BENGALURU: Despite recent crackdowns by law enforcement agencies on underground forums like Genesis and Breached, experts warn that cybercriminal activities are unlikely to stop. Darshit Ashara, Head of Research at cybersecurity firm CloudSEK, says that while such crackdowns may cause a temporary ripple effect, new criminal shops will eventually pop up in other forms.
In an exclusive interview, Darshit Ashara discusses the future of underground forums, how law enforcement agencies can prevent them from re-emerging, and what individuals and organizations can do to protect themselves from becoming victims of cybercrime.
Q: What do you think is the future of such platforms after the crackdown? Do you think they will resurface in some other form?
Darshit Ashara: There are multiple criminal shops similar to Genesis that are still operational. While there might be an arrest on one shop, others will definitely pop up either in the form of a website or a private group operated over forums/Telegram, but it definitely will.
Q: How do you think the users of these underground forums will be affected by the crackdown? Will they move to other platforms or quit altogether?

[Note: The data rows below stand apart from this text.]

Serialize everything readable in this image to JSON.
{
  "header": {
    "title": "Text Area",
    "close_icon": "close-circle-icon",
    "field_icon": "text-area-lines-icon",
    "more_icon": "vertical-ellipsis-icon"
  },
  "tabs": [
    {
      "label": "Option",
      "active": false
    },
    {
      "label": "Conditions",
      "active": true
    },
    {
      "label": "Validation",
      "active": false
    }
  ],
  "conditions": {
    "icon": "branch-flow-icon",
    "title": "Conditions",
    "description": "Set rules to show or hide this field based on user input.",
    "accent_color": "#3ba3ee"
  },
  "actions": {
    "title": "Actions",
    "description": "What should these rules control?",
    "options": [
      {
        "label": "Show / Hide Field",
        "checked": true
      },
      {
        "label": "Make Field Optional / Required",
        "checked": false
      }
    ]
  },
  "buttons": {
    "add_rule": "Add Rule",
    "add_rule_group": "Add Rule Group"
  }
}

Darshit Ashara: If you check historically, there were several crackdowns on underground forums, and with each iteration, there is a change in individuals operating and opening up discussion forums with new names. For some time, there is a huge shift of cybercriminal discussions moving to private communication/discussion channels such as Discord, Telegram and more. While the crackdown helps in catching a set number of cyber criminals, the really smart ones learn from other people’s arrests and make sure to follow the right Operational Security practice.
Q: From a law enforcement point of view, how effective do you think this crackdown has been in curbing cybercriminal activities?
Darshit Ashara: These crackdowns do cause a ripple effect or downtime in the market, but there are lots of individuals ready to replace the current set of cyber criminals who are either financially affected or repressed in the real world, so they chose the digital world to unleash that power.
Q: What measures do you think law enforcement agencies should take to prevent such underground forums from emerging again in the future?
Darshit Ashara: It is really difficult for law enforcement agencies, but many of these underground forums start under the disguise of freedom of speech or start with low-level/petty offerings, which law enforcement would ignore.
Q: How do you think cybercriminals will respond to this crackdown? Will they find new ways to conduct their activities?
Darshit Ashara: It is and has been a cat-and-mouse game between cybercriminals and law enforcement. In recent times, the trend has been to operate in trusted groups operating on a variety of Internet Messaging channels.
Q: In your opinion, what are the most common types of cybercriminal activities that are carried out on underground forums like Genesis and Breached?
Darshit Ashara: On Genesis, the customer base varied from criminals operating as initial access brokers, ransomware operators, business email compromise scammers, involved in financial frauds, i.e., monetizing from bank accounts, and more. While on Breached, the age group of cybercriminals is quite young who were primarily focused on exfiltrating the database and credentials either for financial gains or reputation.
Q: How can individuals and organizations protect themselves from becoming victims of cybercrime?
Darshit Ashara: On an individual level, make sure not to reuse the same password on different online services, and not trust file downloads or links that are offered in the disguise of cashback/reward or messages/calls that declare urgency to share personal information or credentials. And recently we have had a pattern where cybercriminals are targeting individuals trying to download paid software for free which is causing a tremendous amount of malware infection.
As for organizations while the above methods should be provided in the form of training to employees, trying to implement a zero-trust policy, data government, and access control on who has access to what kind of information.